The jurisdiction that first "seized of the issues" concerning the '608 and '302 patents is the District of Delaware. That court also has before it two additional cases concerning the same patents. Moreover, the parties to those three cases have raised and briefed before the District of Delaware the question of which jurisdiction is the most appropriate venue for VideoShare's actions, in view of the factors enumerated in 28 U.S.C. §1404(a) and the cases applying that provision to patent disputes. See, e.g., In re Link A Media Devices Corp., 662 F.3d 1221 (Fed. Cir. 2011); In re TS Tech USA Corp. , 551 F.3d 1315 (Fed. Cir. 2008); Micron Tech., Inc. v. Mosaid Technologies, Inc., 518 F.3d 897 (Fed. Cir. 2008). This question has only been presented to this court briefly and in passing.

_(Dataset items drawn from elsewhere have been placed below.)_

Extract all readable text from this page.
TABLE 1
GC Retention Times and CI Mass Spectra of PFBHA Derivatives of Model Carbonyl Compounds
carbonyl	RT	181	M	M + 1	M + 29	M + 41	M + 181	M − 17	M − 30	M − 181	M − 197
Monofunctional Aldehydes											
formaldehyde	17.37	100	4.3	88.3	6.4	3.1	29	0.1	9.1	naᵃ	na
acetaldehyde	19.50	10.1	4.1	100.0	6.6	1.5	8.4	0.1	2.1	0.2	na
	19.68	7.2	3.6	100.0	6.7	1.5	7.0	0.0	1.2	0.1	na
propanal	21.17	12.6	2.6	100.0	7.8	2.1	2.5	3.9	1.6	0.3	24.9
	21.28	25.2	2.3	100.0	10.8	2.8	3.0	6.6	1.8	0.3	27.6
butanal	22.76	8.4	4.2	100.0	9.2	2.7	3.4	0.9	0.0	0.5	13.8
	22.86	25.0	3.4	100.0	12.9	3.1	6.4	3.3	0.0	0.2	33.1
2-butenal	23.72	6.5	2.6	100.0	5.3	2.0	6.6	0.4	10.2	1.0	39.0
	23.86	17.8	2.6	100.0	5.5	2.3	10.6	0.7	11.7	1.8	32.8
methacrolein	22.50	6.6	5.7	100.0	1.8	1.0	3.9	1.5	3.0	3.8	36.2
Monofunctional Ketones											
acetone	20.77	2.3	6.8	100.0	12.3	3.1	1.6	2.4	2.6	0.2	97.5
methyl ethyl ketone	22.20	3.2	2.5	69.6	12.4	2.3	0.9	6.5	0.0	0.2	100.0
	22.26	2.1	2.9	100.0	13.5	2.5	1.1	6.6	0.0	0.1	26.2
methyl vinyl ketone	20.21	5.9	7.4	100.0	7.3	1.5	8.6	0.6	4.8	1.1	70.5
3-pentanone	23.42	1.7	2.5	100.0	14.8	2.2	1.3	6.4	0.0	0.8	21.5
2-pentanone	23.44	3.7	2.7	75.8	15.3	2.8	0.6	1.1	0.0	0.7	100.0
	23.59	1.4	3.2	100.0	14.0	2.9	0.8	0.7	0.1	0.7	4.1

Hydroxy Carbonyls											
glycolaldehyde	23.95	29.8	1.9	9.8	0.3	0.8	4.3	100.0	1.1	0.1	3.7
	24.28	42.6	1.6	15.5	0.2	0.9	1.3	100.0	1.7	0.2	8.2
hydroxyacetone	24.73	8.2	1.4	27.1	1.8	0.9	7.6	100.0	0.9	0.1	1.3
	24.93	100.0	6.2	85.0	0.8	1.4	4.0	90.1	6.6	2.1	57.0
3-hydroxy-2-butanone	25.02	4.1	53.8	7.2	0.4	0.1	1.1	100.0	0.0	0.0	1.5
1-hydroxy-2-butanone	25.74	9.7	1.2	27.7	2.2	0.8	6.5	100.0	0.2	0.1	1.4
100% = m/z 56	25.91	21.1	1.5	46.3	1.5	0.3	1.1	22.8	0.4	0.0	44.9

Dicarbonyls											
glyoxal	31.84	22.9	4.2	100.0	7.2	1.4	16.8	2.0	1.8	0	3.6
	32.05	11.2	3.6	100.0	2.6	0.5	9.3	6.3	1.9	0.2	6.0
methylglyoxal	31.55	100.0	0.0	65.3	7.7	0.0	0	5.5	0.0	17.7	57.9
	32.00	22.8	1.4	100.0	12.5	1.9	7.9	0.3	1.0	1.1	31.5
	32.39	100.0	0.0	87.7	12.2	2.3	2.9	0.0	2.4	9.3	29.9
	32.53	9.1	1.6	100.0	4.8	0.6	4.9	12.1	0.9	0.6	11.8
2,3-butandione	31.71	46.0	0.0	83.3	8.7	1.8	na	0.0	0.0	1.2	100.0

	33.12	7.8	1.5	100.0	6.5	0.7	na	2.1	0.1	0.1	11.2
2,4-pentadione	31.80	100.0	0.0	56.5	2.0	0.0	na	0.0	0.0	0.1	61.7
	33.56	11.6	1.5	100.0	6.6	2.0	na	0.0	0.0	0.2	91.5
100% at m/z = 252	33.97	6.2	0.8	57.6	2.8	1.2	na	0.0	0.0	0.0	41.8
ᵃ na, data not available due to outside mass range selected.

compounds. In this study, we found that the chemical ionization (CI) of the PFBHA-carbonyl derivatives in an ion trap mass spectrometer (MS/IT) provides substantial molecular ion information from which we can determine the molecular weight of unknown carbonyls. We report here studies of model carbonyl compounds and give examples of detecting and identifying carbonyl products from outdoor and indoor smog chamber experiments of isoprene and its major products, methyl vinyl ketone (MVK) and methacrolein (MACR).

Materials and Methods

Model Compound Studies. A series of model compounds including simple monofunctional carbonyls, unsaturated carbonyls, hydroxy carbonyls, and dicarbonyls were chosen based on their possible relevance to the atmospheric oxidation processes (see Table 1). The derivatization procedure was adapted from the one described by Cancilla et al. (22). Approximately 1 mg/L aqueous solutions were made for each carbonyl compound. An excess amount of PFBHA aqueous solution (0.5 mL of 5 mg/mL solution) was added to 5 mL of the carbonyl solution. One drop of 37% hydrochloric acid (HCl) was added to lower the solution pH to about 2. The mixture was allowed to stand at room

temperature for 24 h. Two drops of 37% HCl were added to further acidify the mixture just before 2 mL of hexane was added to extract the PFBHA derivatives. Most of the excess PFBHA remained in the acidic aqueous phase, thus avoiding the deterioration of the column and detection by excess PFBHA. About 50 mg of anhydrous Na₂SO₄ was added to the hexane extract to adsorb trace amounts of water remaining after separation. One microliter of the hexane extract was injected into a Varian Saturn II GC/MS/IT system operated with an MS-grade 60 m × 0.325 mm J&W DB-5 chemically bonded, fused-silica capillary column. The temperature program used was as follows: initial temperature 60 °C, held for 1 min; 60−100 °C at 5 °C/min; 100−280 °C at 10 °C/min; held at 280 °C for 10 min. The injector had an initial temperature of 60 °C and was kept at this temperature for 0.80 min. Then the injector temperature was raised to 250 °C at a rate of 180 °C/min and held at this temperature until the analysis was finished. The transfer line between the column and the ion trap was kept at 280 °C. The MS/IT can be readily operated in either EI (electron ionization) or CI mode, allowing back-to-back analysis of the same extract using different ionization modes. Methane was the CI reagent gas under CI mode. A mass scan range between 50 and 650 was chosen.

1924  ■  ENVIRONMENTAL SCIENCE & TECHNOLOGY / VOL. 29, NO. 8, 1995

Under these circumstances, it is most appropriate that the District of Delaware, by way of the motions to transfer pending before it, determine which jurisdiction will adjudicate the parties' dispute concerning the '608 and '302 patents. This court is, therefore, denying YouTube's Motion to Supplement and is dismissing this case. However, this decision should not be misconstrued as an expression of a view as to where the merits of the dispute should be litigated, an issue that has not been fully presented to this court. Rather, the District of Delaware has the information and authority to decide whether one or more of the cases involving the '608 and '302 patents should be transferred to the District of Massachusetts. The instant decision is not intended to encourage or discourage a decision to transfer. That decision should be made by the District of Delaware. IV. ORDER
In view of the foregoing, it is hereby ORDERED that:
1. VideoShare's Motion to Dismiss for Lack of Subject-Matter Jurisdiction (Docket No. 38) is ALLOWED.
2. YouTube's Motion to Amend Its Counterclaims (Docket No. 42) is DENIED.
3. YouTube's Motion for Leave to File Reply Brief in Support of Its Motion to Amend Its Counterclaims (Docket No. 50) is ALLOWED.
4. This case is DISMISSED without prejudice to a possible Order of the United States District Court for the District of Delaware transferring a related case to this District under 28 U.S.C. §1404(a).